Konjunkturflaute

Chemie steckt in der Krise fest

Nach einem sehr schwachen Geschäftsjahr zeichnet sich für die deutsche Chemieindustrie keine rasche Belebung ab.

Chemie steckt in der Krise fest

Chemieindustrie steckt in der Krise fest

Branche erwartet Belebung frühestens im zweiten Halbjahr und fordert bessere Standortbedingungen ein

swa Frankfurt

In der deutschen Chemieindustrie zeichnet sich noch keine Erholung ab. „Die Lage ist weiterhin extrem schwierig“, unterstreicht Wolfgang Große Entrup, Hauptgeschäftsführer des Branchenverbands VCI, im Pressegespräch. Die Unternehmen leiden unter einer global schwachen Nachfrage und hohen Energiekosten.

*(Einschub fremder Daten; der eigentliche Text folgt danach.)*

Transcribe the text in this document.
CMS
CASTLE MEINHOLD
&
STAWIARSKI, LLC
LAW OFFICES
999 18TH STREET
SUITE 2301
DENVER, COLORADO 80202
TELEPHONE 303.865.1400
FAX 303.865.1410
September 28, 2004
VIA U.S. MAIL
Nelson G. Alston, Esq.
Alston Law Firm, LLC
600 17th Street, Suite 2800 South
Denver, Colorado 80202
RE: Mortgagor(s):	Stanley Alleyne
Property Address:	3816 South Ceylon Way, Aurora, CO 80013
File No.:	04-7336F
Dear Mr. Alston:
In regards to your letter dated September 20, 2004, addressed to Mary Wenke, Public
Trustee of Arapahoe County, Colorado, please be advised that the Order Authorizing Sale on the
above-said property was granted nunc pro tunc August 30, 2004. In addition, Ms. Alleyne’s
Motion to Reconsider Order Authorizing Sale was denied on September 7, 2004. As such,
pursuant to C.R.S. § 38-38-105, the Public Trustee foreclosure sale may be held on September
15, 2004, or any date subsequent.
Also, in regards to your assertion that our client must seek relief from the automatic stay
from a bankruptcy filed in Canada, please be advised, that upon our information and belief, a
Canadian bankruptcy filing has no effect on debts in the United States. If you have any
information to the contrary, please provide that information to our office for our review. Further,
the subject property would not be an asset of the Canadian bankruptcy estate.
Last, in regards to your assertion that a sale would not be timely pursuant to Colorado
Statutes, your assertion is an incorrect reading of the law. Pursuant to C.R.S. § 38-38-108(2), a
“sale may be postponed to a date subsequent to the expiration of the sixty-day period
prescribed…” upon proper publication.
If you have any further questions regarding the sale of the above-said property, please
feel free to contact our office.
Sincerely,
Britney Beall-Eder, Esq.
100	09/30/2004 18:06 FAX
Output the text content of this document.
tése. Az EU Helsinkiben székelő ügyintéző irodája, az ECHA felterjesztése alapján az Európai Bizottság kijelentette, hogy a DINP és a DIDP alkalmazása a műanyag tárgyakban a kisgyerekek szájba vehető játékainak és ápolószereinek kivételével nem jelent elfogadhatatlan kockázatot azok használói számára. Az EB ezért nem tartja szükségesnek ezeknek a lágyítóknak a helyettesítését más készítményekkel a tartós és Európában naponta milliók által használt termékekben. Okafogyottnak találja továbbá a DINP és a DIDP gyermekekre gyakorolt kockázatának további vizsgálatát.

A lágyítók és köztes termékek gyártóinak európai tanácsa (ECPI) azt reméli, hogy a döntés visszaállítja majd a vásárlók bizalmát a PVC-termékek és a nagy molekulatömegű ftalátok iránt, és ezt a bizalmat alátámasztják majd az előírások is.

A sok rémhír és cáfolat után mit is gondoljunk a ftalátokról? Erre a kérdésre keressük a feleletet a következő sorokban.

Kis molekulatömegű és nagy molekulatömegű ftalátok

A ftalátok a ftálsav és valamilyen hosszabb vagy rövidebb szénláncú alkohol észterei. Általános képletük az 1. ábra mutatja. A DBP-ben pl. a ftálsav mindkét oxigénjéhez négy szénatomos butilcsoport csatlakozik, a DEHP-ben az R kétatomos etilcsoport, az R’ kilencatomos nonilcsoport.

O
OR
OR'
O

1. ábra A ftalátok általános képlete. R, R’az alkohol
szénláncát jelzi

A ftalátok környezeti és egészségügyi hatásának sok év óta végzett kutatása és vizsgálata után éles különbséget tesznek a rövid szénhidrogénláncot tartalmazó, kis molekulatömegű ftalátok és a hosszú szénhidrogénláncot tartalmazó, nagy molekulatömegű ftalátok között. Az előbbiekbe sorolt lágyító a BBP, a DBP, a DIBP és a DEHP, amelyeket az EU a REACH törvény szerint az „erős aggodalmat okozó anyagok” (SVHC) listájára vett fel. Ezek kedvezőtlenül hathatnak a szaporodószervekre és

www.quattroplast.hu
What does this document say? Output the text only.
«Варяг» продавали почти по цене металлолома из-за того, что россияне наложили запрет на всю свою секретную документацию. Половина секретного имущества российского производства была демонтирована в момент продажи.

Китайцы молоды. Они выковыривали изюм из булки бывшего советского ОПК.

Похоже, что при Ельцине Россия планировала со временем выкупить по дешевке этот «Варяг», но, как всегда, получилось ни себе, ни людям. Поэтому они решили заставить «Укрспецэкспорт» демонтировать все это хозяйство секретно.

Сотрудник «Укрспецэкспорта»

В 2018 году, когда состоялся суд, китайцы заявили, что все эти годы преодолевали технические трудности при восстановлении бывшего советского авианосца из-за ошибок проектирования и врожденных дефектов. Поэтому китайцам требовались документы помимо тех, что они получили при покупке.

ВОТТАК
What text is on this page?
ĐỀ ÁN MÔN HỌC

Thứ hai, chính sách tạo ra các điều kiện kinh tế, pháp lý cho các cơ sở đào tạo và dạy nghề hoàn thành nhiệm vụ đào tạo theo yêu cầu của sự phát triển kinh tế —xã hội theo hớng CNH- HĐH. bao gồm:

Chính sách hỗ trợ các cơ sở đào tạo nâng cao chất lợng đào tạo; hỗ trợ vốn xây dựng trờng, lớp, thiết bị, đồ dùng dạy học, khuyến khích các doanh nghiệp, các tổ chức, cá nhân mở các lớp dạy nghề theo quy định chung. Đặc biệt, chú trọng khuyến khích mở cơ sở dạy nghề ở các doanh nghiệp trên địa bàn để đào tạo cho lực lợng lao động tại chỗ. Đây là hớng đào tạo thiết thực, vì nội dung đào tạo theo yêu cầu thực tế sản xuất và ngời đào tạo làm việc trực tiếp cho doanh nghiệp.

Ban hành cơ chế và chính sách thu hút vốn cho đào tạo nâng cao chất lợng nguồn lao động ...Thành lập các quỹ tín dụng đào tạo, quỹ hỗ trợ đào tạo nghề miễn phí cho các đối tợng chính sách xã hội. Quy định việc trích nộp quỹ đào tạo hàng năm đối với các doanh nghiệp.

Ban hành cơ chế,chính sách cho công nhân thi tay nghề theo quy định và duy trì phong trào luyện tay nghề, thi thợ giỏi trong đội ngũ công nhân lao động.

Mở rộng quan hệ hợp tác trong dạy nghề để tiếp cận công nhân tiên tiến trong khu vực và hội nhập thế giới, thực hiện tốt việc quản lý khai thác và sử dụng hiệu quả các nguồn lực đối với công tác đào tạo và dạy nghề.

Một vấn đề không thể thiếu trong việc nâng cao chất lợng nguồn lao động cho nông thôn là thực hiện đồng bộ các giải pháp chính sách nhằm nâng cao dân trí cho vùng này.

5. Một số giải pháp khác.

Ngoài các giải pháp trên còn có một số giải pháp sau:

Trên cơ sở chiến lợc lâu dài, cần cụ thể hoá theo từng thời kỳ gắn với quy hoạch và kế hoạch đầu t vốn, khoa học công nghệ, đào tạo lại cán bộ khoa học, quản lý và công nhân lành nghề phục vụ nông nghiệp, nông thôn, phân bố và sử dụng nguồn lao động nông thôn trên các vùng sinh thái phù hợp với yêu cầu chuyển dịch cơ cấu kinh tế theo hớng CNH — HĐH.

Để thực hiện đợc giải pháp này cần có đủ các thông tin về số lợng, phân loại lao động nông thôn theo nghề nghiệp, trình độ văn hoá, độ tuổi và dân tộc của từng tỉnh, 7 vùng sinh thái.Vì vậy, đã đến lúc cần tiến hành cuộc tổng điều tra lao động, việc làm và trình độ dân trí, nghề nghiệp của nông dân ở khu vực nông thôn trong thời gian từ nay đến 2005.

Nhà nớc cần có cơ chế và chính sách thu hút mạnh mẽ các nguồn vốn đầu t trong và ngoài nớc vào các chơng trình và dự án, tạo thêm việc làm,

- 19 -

Das Jahr 2023 habe mit einem schwachen Schlussquartal in der chemisch-pharmazeutischen Industrie „auf der ganzen Linie enttäuscht“, fasst Große Entrup das Szenario zusammen. Im Februar hätten nun einzelne Unternehmen zwar von einer leicht verbesserten Auftragslage berichtet, die konjunkturelle Trendwende sei aber noch nicht in Sicht. Eine Erholung erwartet der VCI frühestens in der zweiten Jahreshälfte.

Schwieriges Umfeld

Die Branche hat mit weiterhin schwierigen Rahmenbedingungen zu kämpfen. Die Kosten für Energie und Rohstoffe seien immer noch um ein Vielfaches höher als in den USA und Asien. Im Chemiegeschäft gebe es derzeit erhebliche Überkapazitäten, vor allem in China. Chinesische Chemikalien drängten gegenwärtig mit niedrigen Preisen auf den Weltmarkt und setzten vor allem die europäischen und deutschen Hersteller unter Druck. Belastend komme hinzu, dass die globale Schifffahrt wegen der Huthi-Angriffe auf die wichtigste Handelsroute durch das Rote Meer gestört sei. Das verlängere nicht nur die Lieferzeiten, sondern treibe auch die Kosten in die Höhe.

Für 2024 stellt der Verband nun für die chemisch-pharmazeutische Industrie einen Umsatzrückgang von 3,5% in Aussicht. Im Dezember war noch ein Minus von 3% geschätzt worden. Der VCI spricht hier von einer statistischen Anpassung, nicht von einer Korrektur der Prognose. Die Erzeugerpreise dürften weiter zurückgehen, die Produktion auf niedrigem Niveau stagnieren.

Auslastung sinkt

Im vergangenen Jahr sank der Branchenumsatz um 12% auf 229,3 Mrd. Euro. Die Produktion war um 7,9% rückläufig, ohne Pharma ging es in der Chemie um 10,4% bergab. Einen solchen schlimmen Rückschlag habe die Chemieindustrie zuletzt 1995 erlebt. Die Kapazitätsauslastung habe im vierten Quartal 77,2% erreicht und liege damit deutlich unter Normalniveau.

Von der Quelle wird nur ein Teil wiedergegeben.